Why is there so much separation between the professional audio and audiophile worlds?


orgillian197
When @mapman says " Pro is about getting the job done well within a budget." I think back to 1971-2 when I had a part time job at a recording studio in St. Louis which had the contract for Budweiser radio commercials.  The operation was "all business" and when the studio musicians would arrive in the morning, they'd be handled some sheet music, had the opportunity to practice for just a few minutes before they recorded about a half-dozen samples, sometimes at different speeds, then it was on to the next piece.

I remember reading how Jimi Hendrix would show up to the recording studio and want to jam and how the producer had to reign him in.
Even the best measurement microphones, unless digital out and internally calibrated must be externally calibrated, preferably digitally to be flat.  Most microphones are flat over a frequency range not everywhere and when you look off axis not at all.

Your concept of fidelity is based in lack of knowledge but you spew on about it none the less.

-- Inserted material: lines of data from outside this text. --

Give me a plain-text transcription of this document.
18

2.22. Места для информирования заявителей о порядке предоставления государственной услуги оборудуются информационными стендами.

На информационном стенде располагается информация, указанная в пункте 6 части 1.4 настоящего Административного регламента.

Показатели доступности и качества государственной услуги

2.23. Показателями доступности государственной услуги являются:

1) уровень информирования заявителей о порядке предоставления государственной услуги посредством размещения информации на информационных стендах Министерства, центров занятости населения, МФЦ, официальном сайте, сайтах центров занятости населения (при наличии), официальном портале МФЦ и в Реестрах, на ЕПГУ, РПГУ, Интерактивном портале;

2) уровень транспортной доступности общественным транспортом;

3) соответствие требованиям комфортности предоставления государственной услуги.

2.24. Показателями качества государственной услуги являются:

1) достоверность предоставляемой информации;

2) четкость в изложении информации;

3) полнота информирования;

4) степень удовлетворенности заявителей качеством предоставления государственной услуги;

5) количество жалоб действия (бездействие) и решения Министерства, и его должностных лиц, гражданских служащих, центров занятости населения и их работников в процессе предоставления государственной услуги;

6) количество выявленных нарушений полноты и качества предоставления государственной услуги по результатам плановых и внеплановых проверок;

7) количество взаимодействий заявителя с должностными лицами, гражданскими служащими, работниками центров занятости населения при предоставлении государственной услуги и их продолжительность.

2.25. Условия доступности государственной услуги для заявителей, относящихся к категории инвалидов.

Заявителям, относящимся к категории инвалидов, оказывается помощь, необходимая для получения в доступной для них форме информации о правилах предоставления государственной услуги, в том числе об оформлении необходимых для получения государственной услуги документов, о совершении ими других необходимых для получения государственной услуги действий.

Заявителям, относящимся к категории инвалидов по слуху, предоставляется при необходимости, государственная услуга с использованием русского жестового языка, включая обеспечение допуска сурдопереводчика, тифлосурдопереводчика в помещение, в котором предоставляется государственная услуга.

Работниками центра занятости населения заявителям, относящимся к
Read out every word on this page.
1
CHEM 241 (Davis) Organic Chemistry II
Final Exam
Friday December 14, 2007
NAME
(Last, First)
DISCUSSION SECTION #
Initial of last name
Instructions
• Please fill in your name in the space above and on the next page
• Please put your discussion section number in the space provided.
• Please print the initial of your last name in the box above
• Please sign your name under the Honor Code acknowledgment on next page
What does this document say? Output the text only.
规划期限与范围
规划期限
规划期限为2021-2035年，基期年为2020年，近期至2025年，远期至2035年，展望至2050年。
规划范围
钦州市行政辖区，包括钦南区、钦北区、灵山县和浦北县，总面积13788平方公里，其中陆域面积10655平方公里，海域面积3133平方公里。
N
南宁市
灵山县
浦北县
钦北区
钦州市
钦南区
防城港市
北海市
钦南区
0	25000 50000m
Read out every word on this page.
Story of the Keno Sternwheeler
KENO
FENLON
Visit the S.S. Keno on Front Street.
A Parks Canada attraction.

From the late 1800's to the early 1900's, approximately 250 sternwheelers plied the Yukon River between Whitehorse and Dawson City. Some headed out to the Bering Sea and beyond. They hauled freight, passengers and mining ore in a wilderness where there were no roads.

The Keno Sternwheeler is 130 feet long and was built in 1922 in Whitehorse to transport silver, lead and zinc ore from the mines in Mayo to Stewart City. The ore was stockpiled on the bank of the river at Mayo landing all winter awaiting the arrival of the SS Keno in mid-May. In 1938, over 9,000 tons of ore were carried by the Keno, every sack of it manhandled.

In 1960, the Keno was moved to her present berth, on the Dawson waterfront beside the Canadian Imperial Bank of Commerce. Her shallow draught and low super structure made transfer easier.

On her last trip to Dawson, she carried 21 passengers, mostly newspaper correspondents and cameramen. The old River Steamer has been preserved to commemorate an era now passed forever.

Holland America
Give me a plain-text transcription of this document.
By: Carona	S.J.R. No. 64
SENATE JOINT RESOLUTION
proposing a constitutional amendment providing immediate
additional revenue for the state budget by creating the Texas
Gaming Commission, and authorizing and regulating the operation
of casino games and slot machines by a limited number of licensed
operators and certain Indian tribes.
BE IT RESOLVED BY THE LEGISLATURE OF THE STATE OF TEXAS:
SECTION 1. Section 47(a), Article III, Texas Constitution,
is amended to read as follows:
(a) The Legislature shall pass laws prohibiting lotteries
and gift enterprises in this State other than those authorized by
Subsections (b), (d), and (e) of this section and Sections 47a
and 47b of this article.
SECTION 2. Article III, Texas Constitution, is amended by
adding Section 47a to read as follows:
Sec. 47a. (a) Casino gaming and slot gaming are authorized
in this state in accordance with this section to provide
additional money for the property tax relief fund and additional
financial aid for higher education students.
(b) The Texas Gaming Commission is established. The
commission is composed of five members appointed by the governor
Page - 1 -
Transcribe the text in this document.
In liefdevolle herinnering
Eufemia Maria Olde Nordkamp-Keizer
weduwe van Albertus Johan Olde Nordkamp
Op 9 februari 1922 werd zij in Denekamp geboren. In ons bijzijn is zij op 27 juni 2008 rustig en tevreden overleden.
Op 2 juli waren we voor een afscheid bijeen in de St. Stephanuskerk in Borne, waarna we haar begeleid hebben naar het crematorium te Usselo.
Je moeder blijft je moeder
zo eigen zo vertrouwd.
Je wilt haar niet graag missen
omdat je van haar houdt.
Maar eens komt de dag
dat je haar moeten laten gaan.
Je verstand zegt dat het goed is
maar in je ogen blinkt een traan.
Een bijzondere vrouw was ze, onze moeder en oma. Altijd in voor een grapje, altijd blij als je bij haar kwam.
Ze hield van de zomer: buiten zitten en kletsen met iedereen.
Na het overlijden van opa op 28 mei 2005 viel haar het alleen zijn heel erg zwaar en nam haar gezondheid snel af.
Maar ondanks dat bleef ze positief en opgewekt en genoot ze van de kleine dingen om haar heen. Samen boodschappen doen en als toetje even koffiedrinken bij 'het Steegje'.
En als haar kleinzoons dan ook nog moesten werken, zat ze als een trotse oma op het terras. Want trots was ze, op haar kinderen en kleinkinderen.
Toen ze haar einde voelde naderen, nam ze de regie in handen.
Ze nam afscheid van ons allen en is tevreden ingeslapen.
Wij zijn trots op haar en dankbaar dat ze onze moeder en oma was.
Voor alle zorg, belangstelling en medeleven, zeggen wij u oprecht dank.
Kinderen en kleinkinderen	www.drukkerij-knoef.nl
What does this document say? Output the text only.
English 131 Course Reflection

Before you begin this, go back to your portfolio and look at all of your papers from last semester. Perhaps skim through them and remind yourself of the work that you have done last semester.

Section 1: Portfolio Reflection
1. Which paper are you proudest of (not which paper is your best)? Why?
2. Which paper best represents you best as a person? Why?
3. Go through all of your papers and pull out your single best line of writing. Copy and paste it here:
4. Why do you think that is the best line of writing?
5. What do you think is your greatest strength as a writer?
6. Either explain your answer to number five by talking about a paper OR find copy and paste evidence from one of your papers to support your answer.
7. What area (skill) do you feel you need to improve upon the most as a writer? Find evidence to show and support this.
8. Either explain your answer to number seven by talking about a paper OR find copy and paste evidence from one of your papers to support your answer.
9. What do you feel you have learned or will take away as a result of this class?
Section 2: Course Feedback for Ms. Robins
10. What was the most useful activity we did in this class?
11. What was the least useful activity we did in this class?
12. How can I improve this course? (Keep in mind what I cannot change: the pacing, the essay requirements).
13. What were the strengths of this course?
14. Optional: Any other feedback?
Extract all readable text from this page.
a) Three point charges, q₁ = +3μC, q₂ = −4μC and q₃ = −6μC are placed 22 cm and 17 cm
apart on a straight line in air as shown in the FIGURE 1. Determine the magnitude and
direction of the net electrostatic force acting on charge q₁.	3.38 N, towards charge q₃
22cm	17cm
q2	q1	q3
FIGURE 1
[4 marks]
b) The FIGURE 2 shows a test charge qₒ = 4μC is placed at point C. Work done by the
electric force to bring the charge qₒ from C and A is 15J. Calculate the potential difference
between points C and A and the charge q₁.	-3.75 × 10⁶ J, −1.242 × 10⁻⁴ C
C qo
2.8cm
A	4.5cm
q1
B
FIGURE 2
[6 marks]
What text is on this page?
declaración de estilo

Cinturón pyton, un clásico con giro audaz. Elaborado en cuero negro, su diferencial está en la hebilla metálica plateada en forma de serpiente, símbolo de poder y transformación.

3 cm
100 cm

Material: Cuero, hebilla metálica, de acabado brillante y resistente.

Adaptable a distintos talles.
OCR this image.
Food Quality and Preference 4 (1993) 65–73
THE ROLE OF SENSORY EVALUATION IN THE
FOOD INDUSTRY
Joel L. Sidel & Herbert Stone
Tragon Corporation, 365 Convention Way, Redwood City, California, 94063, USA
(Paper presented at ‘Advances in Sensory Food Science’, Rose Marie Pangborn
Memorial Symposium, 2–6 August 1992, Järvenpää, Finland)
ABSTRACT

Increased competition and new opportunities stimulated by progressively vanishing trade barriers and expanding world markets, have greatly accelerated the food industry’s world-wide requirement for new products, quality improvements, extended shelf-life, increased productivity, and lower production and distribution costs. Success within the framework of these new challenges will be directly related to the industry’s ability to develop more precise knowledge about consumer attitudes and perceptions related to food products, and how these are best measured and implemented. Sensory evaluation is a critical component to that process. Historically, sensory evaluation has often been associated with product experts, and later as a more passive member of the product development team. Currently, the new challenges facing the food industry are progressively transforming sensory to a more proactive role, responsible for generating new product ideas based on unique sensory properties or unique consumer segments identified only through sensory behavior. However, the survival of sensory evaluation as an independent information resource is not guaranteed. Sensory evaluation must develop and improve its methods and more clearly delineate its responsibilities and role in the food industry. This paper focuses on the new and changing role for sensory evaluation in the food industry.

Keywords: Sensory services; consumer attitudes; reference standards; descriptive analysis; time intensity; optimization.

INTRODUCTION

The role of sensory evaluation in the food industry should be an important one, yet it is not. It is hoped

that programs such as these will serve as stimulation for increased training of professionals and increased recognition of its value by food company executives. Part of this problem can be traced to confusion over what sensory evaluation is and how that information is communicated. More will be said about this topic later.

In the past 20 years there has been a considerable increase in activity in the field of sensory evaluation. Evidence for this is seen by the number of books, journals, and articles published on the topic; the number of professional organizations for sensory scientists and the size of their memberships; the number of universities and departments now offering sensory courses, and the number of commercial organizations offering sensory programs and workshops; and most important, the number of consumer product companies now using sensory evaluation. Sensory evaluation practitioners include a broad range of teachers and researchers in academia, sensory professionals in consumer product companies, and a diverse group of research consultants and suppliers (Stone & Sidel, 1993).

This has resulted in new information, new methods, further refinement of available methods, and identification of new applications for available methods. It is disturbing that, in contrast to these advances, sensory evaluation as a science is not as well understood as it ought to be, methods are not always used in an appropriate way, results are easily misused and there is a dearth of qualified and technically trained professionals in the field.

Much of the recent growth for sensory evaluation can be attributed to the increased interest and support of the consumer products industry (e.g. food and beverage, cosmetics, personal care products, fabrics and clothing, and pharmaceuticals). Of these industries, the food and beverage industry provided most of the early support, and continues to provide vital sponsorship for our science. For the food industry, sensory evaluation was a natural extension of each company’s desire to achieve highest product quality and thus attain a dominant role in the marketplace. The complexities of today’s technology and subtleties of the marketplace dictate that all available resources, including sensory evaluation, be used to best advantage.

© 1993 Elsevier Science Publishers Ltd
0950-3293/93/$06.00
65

I am sorry you don't enjoy being wrong but that is not my problem.
Digital just sucks in my honest opinion. Compression, suppression all you end up with is soulless sound.


The question is why because if you look back to the golden age there was no or very little separation between the two the best stuff was the best stuff period pro or home.
Anyone that says all digital sucks has clearly never heard a decent SACD played on even a moderate system, among other possibilities.